To represent a mathematical expression I have chosen for an expression tree (over a stack). A tree allows a pre-order output of the nodes which achieves prefix notation. The same applies for infix and postfix notations, these are, however, not implemented. To build the expression tree the input is split into tokens. A node in a tree is either an operand or an operator. In the case of an operator it has a left- and rightnode aswell as a value indicating operator precedence. The tree shall thus have the operator with lowest precedence (left-to-right) as it's root, or a single operand.
Tokens get added as nodes one by one without look-aheads. Because it doesn't use a lookahead it adds the nodes in place, to be added to and replaced by the next node (when appropriate). This allows for near linear time complexity, in the worst case it has a time complexity of O(nlogn). In this worst case scenario the parser has come upon an operand with lower precedence than the one before it and has the be higher in the tree. This requires traversal up in the tree untill the precedence (of the new node) is lower than the previous operator. This is done in logarithmic time.
To reduce an expression tree, all nodes under a given node need to be reduced before beeing able to reduce the current node. While this is not true for every expression, it applies to most and doesn't hurt expressions it doesn't apply to. If both sides are, or have reduced to, value operands we can perform a calculation to reduce the current node. When there is a variable involved most expressions can't be fully reduced any more. Expressions that can still be reduced have predictably behavior, like multiplying by 1 or 0. Check if these predictabilities apply, if so reduce according to behavior unique to the operator. The last step I have implemented invovles equality amongst the left and right operands. If this is the case, regardless whether it has variables, there is predictably behaviour, like "( x * x ) / ( x * x )", which can be applied to reduce the current node.

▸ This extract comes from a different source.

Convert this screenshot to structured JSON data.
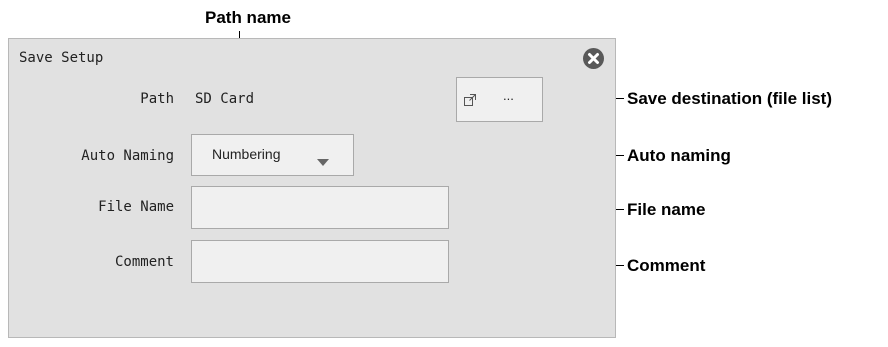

Because every node is only visited once to reduce, it has a linear time complexity. However the last step I use (eqaulity) use the prefix notation to compare, which has time complexity of O(nlogn). The worst case time complexity is thus: O(nnlogn).
Before I started my implementation I drew a few approaches on my whiteboard. This gave me insight in severals strategy's. While I saw use for a stack strategy, it didn't think of it as an easy approach to achieve prefix notation. I thought the stack approach was better suited for mere reducing an infix expression. I did not consider a PEG-parser more than to name it on the whiteboard, I judged it was overkill and time-consuming.
Before implementing the final step, I analyzed the several requirements of 'complex' expressions and drew steps to reduce them. I did not find a reliable way that I aught worth my time that reduces the following expression: "x + 1 - x" or "( y * x ) / ( x * y )". This is because I do not consider commutativity. I had little succes finding a strategy that doesn't first check normally than swaps left and right and tries again, recursively. I found many caveats about this strategy and hence didn't feel positive about it. I have marked the location where this should be implemented in the source code.
I choose to use no external code to assist with specific parts of the challenge, I feel this is necessary for the challenge to remain challenging.